Zahlen, Formeln, Formen: Viele Studenten fühlen sich von Mathe überfordert

Frust hoch drei: Obwohl sie sehr gute Job-Aussichten hätten, brechen acht von zehn Studenten das Mathe-Studium ab. Günter Törner, seit mehr als 30 Jahren Professor, spricht über Kollegen, die knallhart aussieben, und erklärt, warum Frauen besondere Unterstützung verdienen.

SPIEGEL ONLINE: Herr Törner, rund 57.000 junge Menschen studieren Mathematik in Deutschland. Sie zeigen in einer Studie, dass vier von fünf im Laufe ihres Studiums hinschmeißen. Was ist da los?

Törner: Die Untersuchung von mir und Miriam Dieter zeigt, dass die meisten im ersten Studienjahr abbrechen beziehungsweise das Fach wechseln. Frauen werfen das Handtuch häufiger und schneller als Männer, das mag allerdings auch an der weiblichen Entscheidungsfreudigkeit liegen.
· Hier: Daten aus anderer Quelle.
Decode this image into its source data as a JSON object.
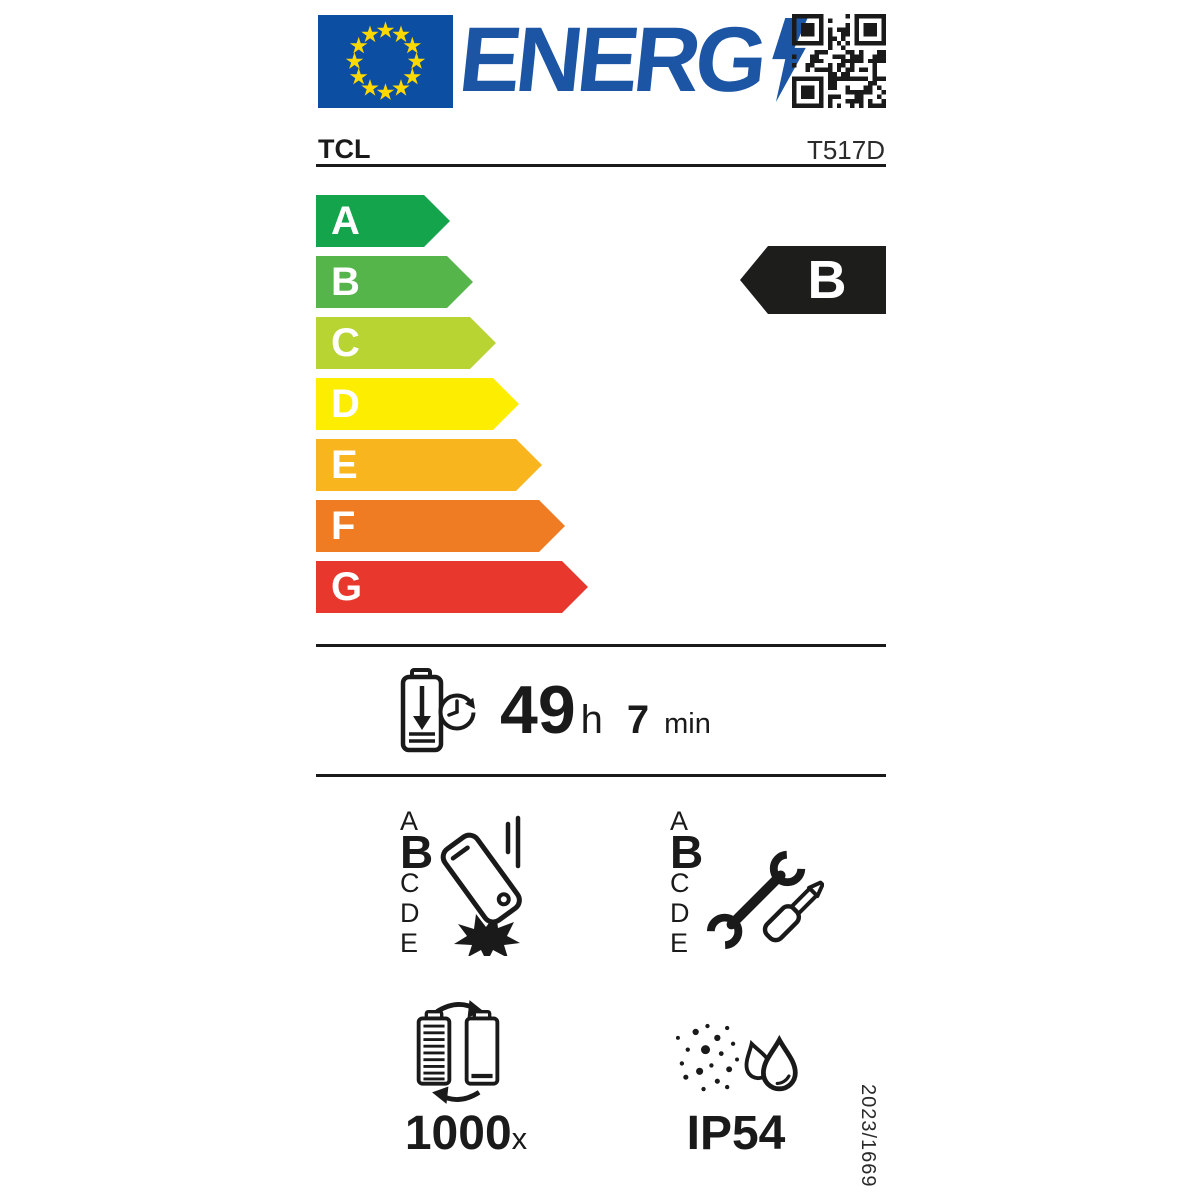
{
  "header": {
    "logo_text": "ENERG"
  },
  "brand": {
    "name": "TCL",
    "model": "T517D"
  },
  "colors": {
    "eu_blue": "#0b4ea2",
    "star_yellow": "#ffd800",
    "logo_blue": "#1b55a3",
    "ink": "#1a1a1a",
    "rating_bg": "#1d1d1b"
  },
  "energy_scale": {
    "classes": [
      {
        "letter": "A",
        "color": "#14a44c"
      },
      {
        "letter": "B",
        "color": "#55b54a"
      },
      {
        "letter": "C",
        "color": "#b8d432"
      },
      {
        "letter": "D",
        "color": "#fded00"
      },
      {
        "letter": "E",
        "color": "#f8b51d"
      },
      {
        "letter": "F",
        "color": "#ef7c23"
      },
      {
        "letter": "G",
        "color": "#e8372c"
      }
    ],
    "rating": "B"
  },
  "battery_endurance": {
    "hours": "49",
    "hours_unit": "h",
    "minutes": "7",
    "minutes_unit": "min"
  },
  "drop_resistance": {
    "scale": [
      "A",
      "B",
      "C",
      "D",
      "E"
    ],
    "rating": "B"
  },
  "repairability": {
    "scale": [
      "A",
      "B",
      "C",
      "D",
      "E"
    ],
    "rating": "B"
  },
  "battery_cycles": {
    "value": "1000",
    "unit": "x"
  },
  "ingress_protection": {
    "rating": "IP54"
  },
  "regulation_number": "2023/1669",
  "icons": {
    "flag": "eu-flag-icon",
    "qr": "qr-code",
    "bolt": "lightning-bolt-icon",
    "endurance": "battery-discharge-clock-icon",
    "drop": "falling-phone-icon",
    "repair": "wrench-screwdriver-icon",
    "cycles": "battery-cycle-icon",
    "ip": "dust-water-icon"
  }
}
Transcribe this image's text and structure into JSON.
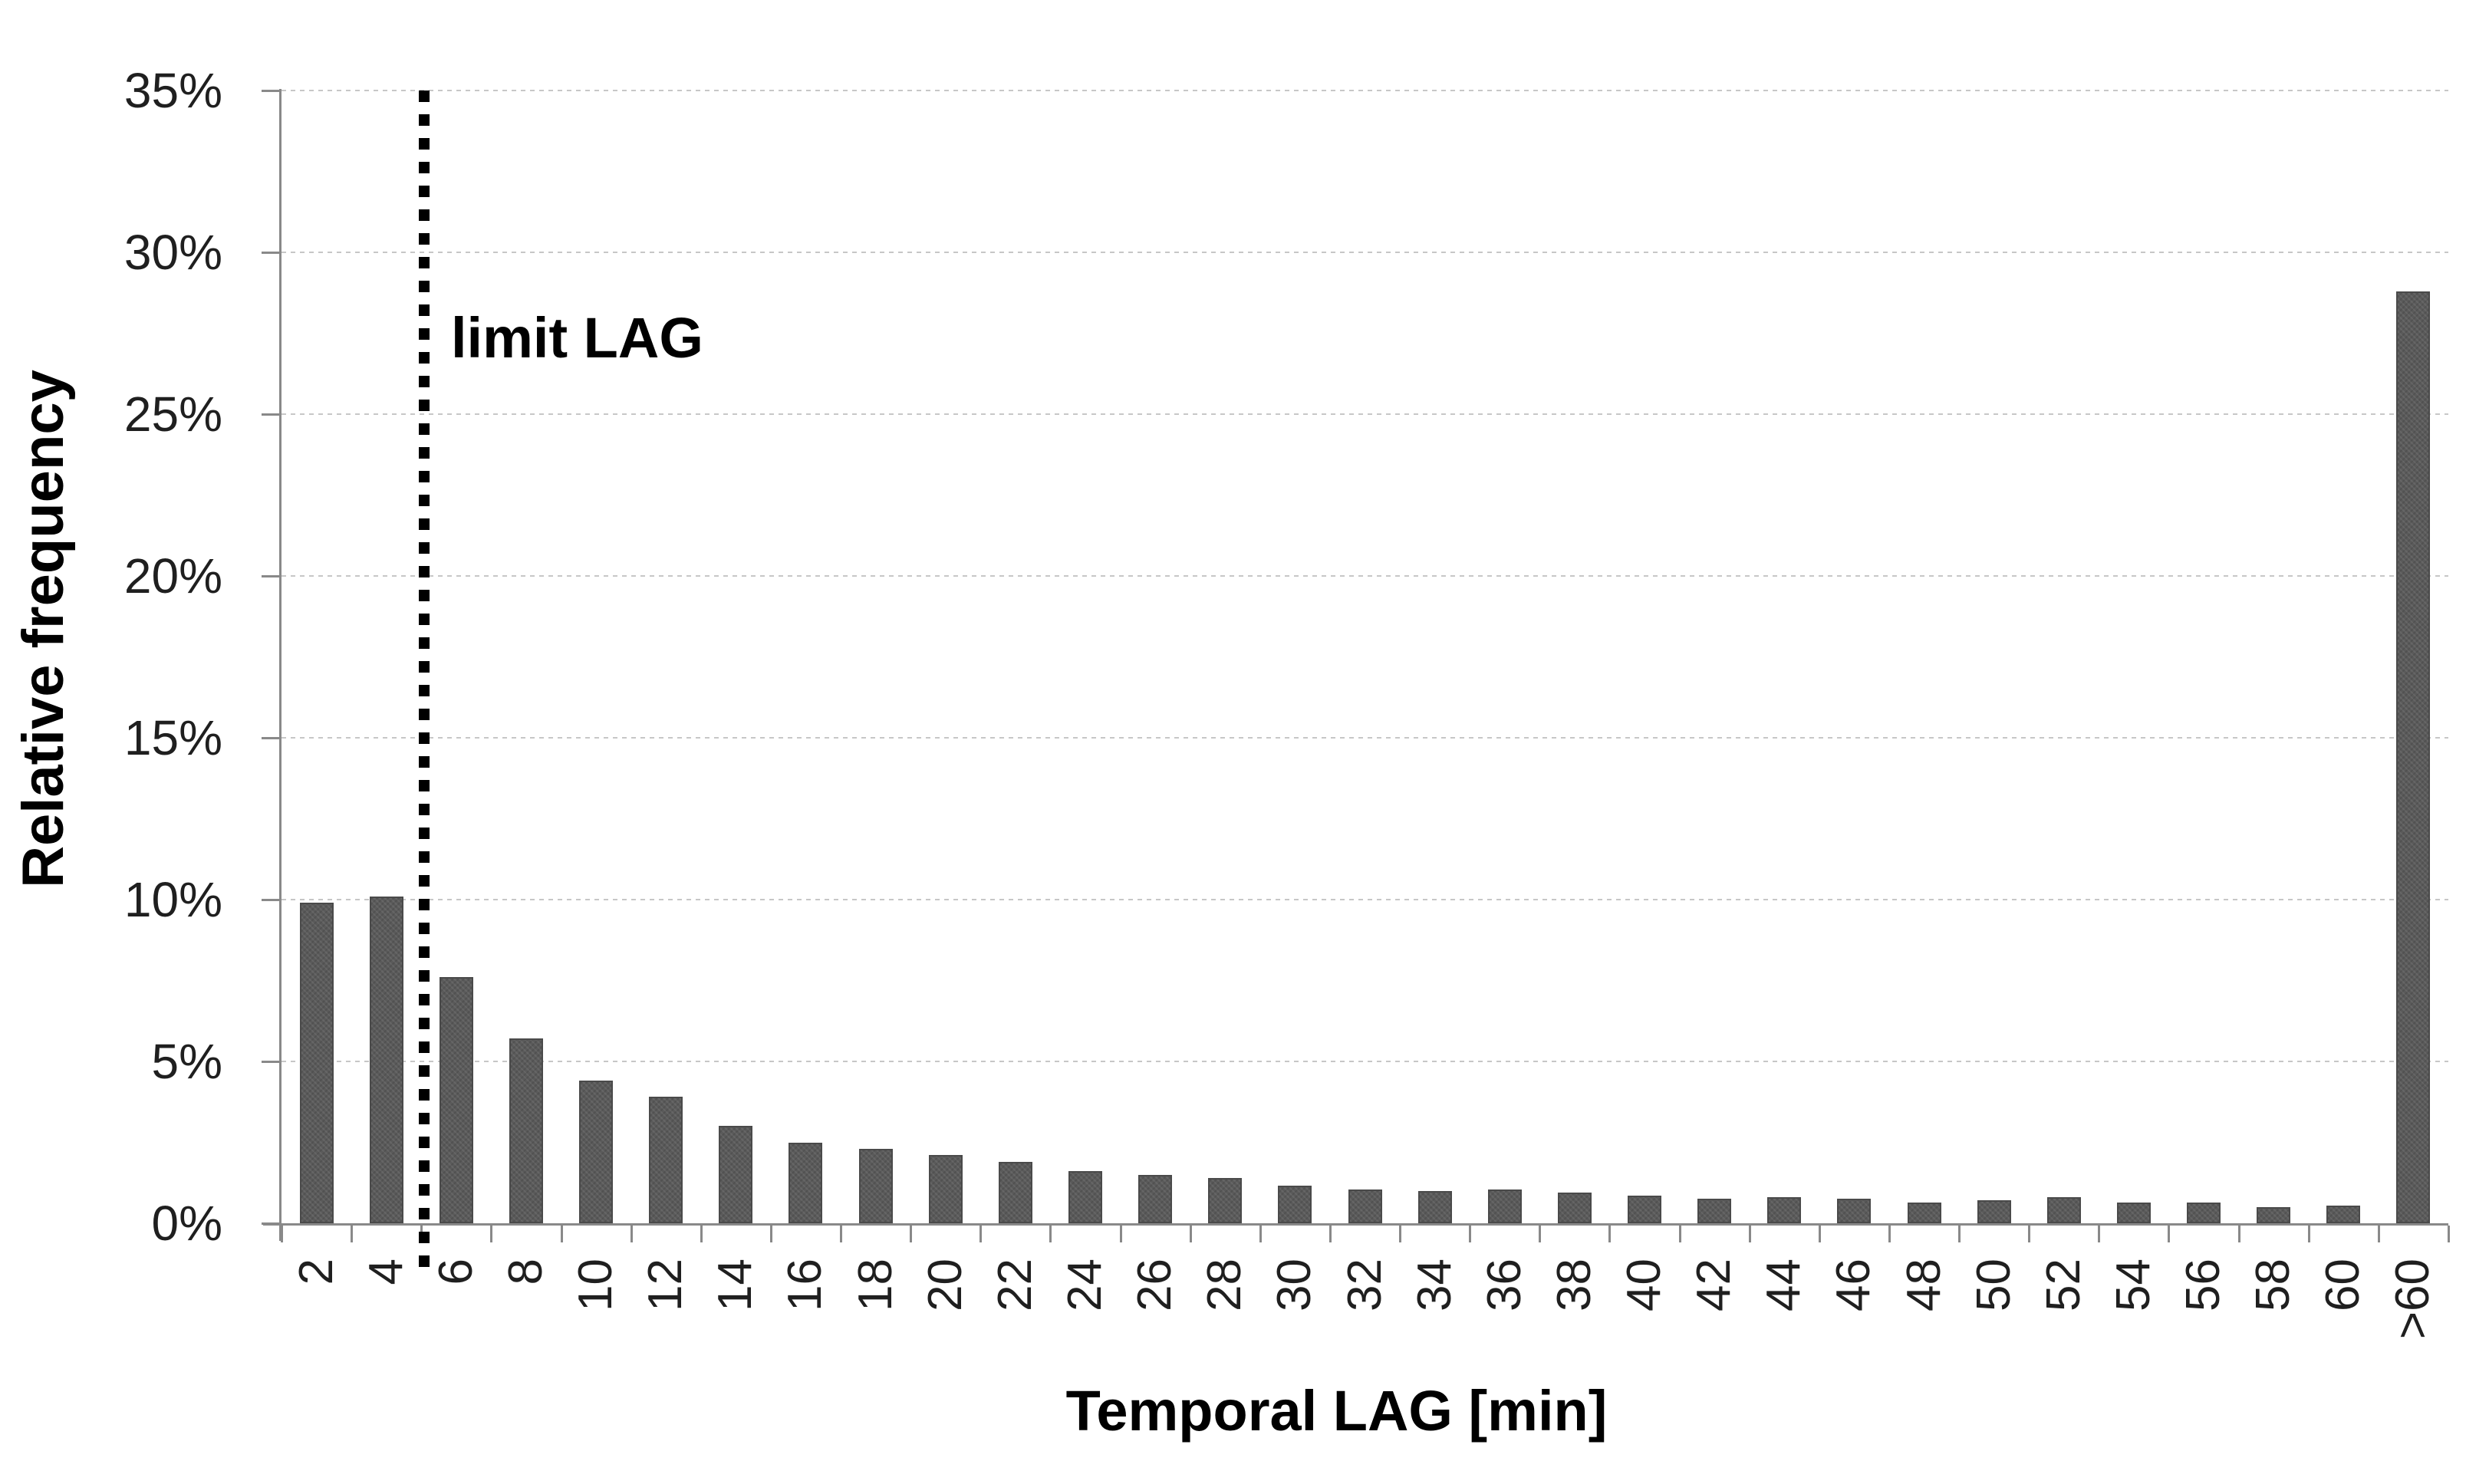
{
  "chart_data": {
    "type": "bar",
    "title": "",
    "xlabel": "Temporal LAG [min]",
    "ylabel": "Relative frequency",
    "categories": [
      "2",
      "4",
      "6",
      "8",
      "10",
      "12",
      "14",
      "16",
      "18",
      "20",
      "22",
      "24",
      "26",
      "28",
      "30",
      "32",
      "34",
      "36",
      "38",
      "40",
      "42",
      "44",
      "46",
      "48",
      "50",
      "52",
      "54",
      "56",
      "58",
      "60",
      ">60"
    ],
    "values_percent": [
      9.9,
      10.1,
      7.6,
      5.7,
      4.4,
      3.9,
      3.0,
      2.5,
      2.3,
      2.1,
      1.9,
      1.6,
      1.5,
      1.4,
      1.15,
      1.05,
      1.0,
      1.05,
      0.95,
      0.85,
      0.75,
      0.8,
      0.75,
      0.65,
      0.7,
      0.8,
      0.65,
      0.65,
      0.5,
      0.55,
      28.8
    ],
    "ylim": [
      0,
      35
    ],
    "ytick_step_percent": 5,
    "ytick_labels": [
      "0%",
      "5%",
      "10%",
      "15%",
      "20%",
      "25%",
      "30%",
      "35%"
    ],
    "grid": "horizontal-dotted",
    "legend": "none",
    "annotation": {
      "label": "limit LAG",
      "line_style": "vertical-dotted",
      "position_between_categories": [
        "4",
        "6"
      ],
      "x_value_min": 5
    },
    "colors": {
      "bar": "#5a5a5a",
      "bar_border": "#4a4a4a",
      "axis": "#898989",
      "gridline": "#c7c7c7",
      "tick_text": "#1f1f1f",
      "title_text": "#000000",
      "annotation_line": "#000000",
      "background": "#ffffff"
    }
  }
}
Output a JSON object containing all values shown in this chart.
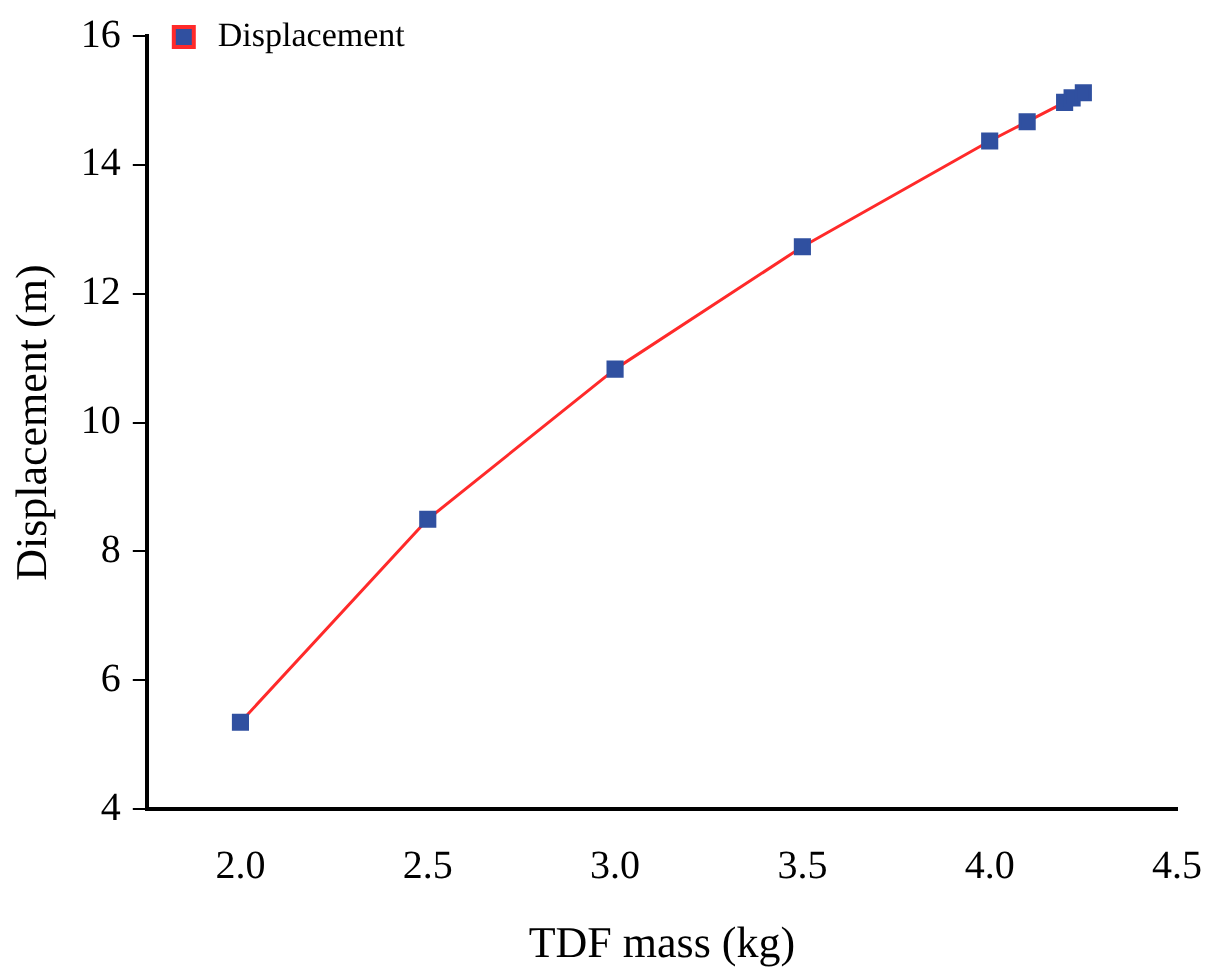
{
  "chart_data": {
    "type": "line",
    "xlabel": "TDF mass (kg)",
    "ylabel": "Displacement (m)",
    "series": [
      {
        "name": "Displacement",
        "color": "#ff2a2a",
        "colors": [
          "#3050a0",
          "#3050a0",
          "#3050a0",
          "#3050a0",
          "#3050a0",
          "#3050a0",
          "#3050a0",
          "#3050a0",
          "#3050a0"
        ],
        "x": [
          2.0,
          2.5,
          3.0,
          3.5,
          4.0,
          4.1,
          4.2,
          4.22,
          4.25
        ],
        "values": [
          5.35,
          8.5,
          10.83,
          12.73,
          14.37,
          14.67,
          14.97,
          15.04,
          15.12
        ]
      }
    ],
    "xlim": [
      1.75,
      4.5
    ],
    "xticks": [
      {
        "value": 2,
        "label": "2.0"
      },
      {
        "value": 2.5,
        "label": "2.5"
      },
      {
        "value": 3,
        "label": "3.0"
      },
      {
        "value": 3.5,
        "label": "3.5"
      },
      {
        "value": 4,
        "label": "4.0"
      },
      {
        "value": 4.5,
        "label": "4.5"
      }
    ],
    "ylim": [
      4,
      16
    ],
    "yticks": [
      4,
      6,
      8,
      10,
      12,
      14,
      16
    ],
    "marker": "square",
    "legend": "top left",
    "grid": false
  }
}
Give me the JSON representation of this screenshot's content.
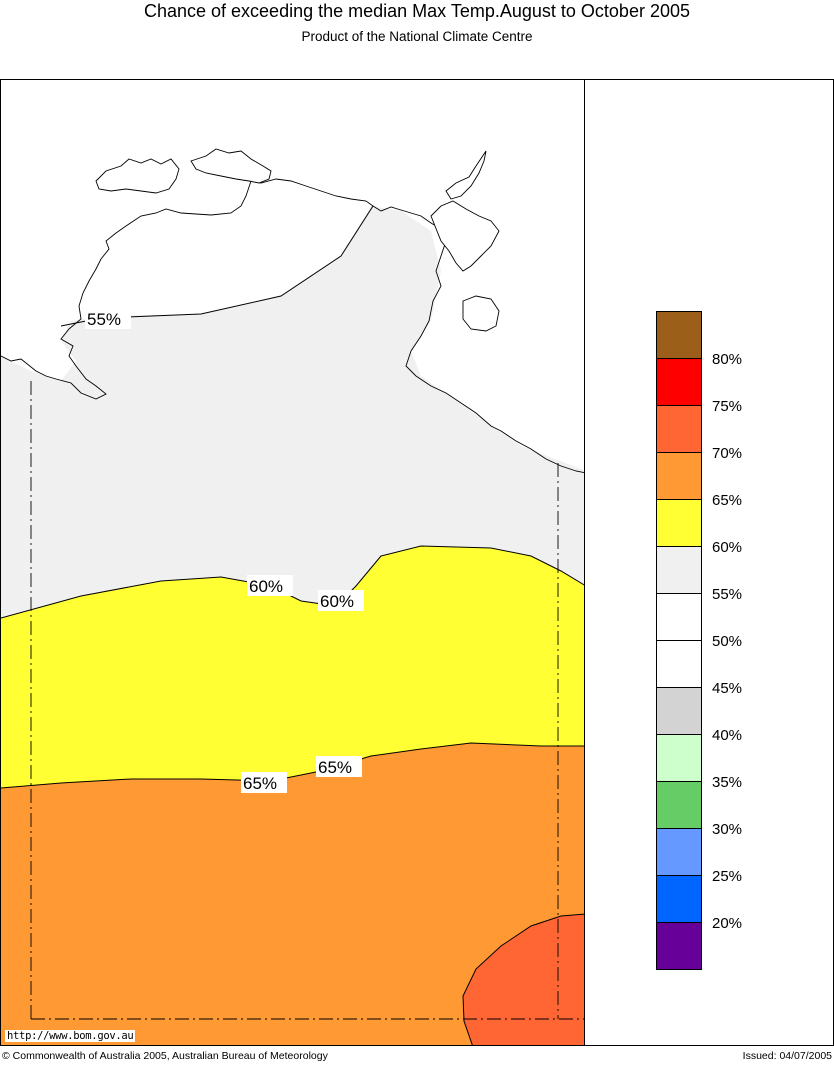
{
  "title": "Chance of exceeding the median Max Temp.August to October 2005",
  "subtitle": "Product of the National Climate Centre",
  "url": "http://www.bom.gov.au",
  "footer_left": "© Commonwealth of Australia 2005, Australian Bureau of Meteorology",
  "footer_right": "Issued: 04/07/2005",
  "contour_labels": {
    "c55": "55%",
    "c60a": "60%",
    "c60b": "60%",
    "c65a": "65%",
    "c65b": "65%"
  },
  "legend": {
    "swatch_colors": [
      "#9b5f1a",
      "#ff0000",
      "#ff6633",
      "#ff9933",
      "#ffff33",
      "#f0f0f0",
      "#ffffff",
      "#ffffff",
      "#d3d3d3",
      "#ccffcc",
      "#66cc66",
      "#6699ff",
      "#0066ff",
      "#660099"
    ],
    "labels": [
      "80%",
      "75%",
      "70%",
      "65%",
      "60%",
      "55%",
      "50%",
      "45%",
      "40%",
      "35%",
      "30%",
      "25%",
      "20%"
    ]
  },
  "region_colors": {
    "c55_60": "#f0f0f0",
    "c60_65": "#ffff33",
    "c65_70": "#ff9933",
    "c70_75": "#ff6633"
  }
}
Insgesamt schließen jedenfalls nur 20 Prozent das Mathematik-Studium tatsächlich ab.

SPIEGEL ONLINE: Mathematiker haben sehr gute Aussichten auf dem Arbeitsmarkt, Absolventen werden dringend gesucht. Warum brechen so viele ab?

Törner: Viele haben Leistungsprobleme. Das hat auch Auswirkungen auf andere Fächer, denn Mathematik ist in Ingenieurswissenschaften und in der Betriebswirtschaft ein Indikatorfach, also ein Härtetest. Wer Mathe überlebt, packt auch die anderen Fächer.

SPIEGEL ONLINE: An den Universitäten wird geklagt: Das Niveau an den Schulen sinke, der Stoff werde nur noch lückenhaft vermittelt, die Verkürzung der Gymnasialzeit fordere ihren Tribut. Was fehlt den Studienanfängern?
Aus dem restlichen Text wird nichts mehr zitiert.